If you take a CGI based implementation and constrained it to use only external managed services, and you use Lambda to serve it up, you won't need to manage servers explicitly.
The real serverless apps are pure clients that use 3rd party services for everything - i.e. the developer doesn't write any backend code that runs on their own infra.
Is something like mod_php what you'd consider a CGI application? I always think of CGIs from before the day when webservers made it easy to integrate a runtime. For me, CGIs were usually binary executables that the webserver handed data to. I always thought it was about the data exchange, instead of about application state, because http requests are by default generically stateless.
To me it's about the application lifecycle, so no, I wouldn't consider mod_php CGI (which is why I specifically called it out in my parent comment).

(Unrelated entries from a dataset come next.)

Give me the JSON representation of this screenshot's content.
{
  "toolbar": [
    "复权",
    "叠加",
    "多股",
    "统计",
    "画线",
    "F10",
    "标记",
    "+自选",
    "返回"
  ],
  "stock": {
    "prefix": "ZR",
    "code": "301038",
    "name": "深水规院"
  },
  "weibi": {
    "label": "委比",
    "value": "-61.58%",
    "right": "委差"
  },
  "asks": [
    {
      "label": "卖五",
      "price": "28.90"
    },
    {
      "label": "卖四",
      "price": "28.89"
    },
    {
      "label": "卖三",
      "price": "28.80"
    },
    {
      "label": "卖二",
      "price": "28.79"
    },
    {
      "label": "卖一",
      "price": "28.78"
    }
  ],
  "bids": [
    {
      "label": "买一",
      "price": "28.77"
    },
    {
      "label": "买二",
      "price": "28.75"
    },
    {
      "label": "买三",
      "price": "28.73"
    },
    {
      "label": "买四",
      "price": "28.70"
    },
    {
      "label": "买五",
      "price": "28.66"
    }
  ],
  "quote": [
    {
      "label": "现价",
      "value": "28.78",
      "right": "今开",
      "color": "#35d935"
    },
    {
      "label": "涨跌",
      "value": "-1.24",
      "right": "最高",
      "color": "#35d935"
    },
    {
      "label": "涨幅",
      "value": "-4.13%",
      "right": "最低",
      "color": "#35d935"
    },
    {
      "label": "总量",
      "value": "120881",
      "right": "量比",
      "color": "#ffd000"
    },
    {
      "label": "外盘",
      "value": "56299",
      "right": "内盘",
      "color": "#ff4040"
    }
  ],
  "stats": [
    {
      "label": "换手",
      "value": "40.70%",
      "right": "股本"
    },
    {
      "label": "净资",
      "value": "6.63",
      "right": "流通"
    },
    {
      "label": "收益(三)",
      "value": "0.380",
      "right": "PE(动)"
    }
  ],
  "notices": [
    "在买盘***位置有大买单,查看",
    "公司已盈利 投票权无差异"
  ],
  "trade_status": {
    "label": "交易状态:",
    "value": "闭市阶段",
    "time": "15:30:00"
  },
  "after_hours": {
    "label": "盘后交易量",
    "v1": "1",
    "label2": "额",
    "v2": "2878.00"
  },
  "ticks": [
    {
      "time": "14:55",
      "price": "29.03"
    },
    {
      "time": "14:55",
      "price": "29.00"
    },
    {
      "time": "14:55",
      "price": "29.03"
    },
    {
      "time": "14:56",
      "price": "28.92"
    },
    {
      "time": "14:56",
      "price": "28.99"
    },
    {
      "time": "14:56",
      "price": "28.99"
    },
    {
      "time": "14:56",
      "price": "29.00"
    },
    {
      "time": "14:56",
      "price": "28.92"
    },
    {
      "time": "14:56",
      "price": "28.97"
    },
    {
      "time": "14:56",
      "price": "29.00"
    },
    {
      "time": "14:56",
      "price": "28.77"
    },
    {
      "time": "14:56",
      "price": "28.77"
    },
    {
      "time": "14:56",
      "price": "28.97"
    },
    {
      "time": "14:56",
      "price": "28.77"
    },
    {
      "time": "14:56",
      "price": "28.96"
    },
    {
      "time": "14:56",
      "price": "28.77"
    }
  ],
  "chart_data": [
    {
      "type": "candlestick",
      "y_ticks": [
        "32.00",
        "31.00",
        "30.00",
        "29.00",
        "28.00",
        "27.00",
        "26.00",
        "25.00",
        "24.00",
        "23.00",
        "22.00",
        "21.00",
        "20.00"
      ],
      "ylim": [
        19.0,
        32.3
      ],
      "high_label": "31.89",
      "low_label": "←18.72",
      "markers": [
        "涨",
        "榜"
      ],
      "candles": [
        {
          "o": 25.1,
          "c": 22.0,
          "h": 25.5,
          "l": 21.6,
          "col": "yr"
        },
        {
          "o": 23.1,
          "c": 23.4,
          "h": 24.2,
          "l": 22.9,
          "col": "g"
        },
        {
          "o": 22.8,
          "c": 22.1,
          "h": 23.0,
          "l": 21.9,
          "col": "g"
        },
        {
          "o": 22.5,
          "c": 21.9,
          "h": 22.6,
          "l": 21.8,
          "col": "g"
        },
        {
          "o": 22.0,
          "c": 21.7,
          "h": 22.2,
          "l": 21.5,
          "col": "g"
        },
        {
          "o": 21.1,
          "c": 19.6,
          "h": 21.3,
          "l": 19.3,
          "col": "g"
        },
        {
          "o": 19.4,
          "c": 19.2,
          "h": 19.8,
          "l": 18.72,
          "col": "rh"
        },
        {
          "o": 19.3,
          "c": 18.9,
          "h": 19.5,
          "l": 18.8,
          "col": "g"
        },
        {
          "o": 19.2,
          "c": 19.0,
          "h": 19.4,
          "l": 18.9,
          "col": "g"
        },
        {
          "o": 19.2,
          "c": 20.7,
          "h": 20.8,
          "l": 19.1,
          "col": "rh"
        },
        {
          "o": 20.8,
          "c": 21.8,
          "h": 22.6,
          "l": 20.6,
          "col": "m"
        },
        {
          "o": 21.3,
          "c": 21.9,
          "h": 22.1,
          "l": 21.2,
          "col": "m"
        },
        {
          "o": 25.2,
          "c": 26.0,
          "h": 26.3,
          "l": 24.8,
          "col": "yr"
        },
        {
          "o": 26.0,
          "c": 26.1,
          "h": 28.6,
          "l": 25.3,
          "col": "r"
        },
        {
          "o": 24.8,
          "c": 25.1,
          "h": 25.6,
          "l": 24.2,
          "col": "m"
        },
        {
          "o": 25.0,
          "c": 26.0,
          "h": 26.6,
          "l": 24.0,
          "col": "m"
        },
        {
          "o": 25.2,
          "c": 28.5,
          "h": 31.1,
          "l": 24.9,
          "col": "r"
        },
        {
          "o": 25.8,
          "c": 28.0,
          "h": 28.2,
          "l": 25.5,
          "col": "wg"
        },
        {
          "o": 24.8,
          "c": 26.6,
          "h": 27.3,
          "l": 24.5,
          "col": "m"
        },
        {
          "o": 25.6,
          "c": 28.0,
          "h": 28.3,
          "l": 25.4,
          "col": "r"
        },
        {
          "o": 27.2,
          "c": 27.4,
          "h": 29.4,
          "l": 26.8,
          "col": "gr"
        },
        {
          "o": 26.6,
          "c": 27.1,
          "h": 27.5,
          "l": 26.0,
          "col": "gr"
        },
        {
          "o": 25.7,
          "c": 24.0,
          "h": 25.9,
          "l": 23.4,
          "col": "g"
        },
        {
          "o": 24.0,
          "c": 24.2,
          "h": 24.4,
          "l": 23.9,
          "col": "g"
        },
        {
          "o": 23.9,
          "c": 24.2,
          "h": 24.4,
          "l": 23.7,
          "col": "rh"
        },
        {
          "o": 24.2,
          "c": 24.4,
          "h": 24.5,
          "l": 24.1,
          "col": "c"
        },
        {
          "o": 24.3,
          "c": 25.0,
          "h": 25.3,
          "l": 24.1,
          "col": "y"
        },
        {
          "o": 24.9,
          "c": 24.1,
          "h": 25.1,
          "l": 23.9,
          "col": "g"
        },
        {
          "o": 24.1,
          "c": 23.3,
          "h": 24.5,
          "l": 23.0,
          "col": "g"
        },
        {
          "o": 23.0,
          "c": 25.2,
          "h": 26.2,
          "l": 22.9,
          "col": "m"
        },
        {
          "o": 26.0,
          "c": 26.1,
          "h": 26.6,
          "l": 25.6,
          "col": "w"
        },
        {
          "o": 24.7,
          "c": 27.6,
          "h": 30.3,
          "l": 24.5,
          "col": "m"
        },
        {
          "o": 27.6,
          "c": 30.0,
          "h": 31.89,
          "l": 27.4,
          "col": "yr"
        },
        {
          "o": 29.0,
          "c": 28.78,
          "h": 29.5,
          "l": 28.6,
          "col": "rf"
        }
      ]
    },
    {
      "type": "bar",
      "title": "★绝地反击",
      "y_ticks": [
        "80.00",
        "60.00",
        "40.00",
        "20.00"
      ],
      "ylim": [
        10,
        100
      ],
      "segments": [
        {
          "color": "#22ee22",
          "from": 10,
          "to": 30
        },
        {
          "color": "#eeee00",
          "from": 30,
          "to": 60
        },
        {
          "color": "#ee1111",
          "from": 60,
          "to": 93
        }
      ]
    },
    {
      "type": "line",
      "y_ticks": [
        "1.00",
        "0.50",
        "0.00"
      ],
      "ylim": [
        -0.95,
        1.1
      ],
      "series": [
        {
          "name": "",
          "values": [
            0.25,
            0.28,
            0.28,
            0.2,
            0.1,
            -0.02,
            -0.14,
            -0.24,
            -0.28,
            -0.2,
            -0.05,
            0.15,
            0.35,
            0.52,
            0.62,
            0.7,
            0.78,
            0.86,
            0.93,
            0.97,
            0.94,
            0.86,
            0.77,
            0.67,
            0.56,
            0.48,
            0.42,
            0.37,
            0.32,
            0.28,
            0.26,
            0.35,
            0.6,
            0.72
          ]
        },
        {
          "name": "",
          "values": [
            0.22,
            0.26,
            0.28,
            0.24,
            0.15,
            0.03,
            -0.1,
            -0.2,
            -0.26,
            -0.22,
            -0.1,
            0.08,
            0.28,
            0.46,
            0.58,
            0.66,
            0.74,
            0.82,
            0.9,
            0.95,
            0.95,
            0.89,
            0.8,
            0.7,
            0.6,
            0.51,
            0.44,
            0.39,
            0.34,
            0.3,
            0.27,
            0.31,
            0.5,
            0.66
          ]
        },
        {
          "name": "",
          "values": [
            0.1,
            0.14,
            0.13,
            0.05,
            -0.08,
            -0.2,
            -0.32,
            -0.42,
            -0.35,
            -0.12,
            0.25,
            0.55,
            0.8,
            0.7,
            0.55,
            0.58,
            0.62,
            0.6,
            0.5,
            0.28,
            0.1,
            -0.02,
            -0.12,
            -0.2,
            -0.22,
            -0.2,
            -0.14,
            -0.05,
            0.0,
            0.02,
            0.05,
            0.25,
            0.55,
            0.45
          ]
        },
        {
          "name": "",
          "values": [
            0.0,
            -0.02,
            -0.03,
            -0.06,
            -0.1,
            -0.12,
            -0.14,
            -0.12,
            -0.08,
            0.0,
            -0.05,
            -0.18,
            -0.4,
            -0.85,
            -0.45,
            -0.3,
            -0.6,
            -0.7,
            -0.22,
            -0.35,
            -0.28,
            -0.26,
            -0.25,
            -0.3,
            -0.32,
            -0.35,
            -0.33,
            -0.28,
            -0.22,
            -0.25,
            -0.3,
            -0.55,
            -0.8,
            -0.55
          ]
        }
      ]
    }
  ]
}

CGI does the same thing Lambda does: it binds the application lifecycle to the request lifecycle. HTTP requests to an application server that runs across multiple requests are not stateless, they're inherently bound to the server's internal process state. If the server is well-written this shouldn't matter, but the entire reason an application has to be refactored at all to become a Lambda is that this is not usually the case. Most modern application-server style web apps are loaded with mutable global state that lives through many requests - from thread / connection pools to global caches to updatable configuration stores to even dynamically loaded code/modules.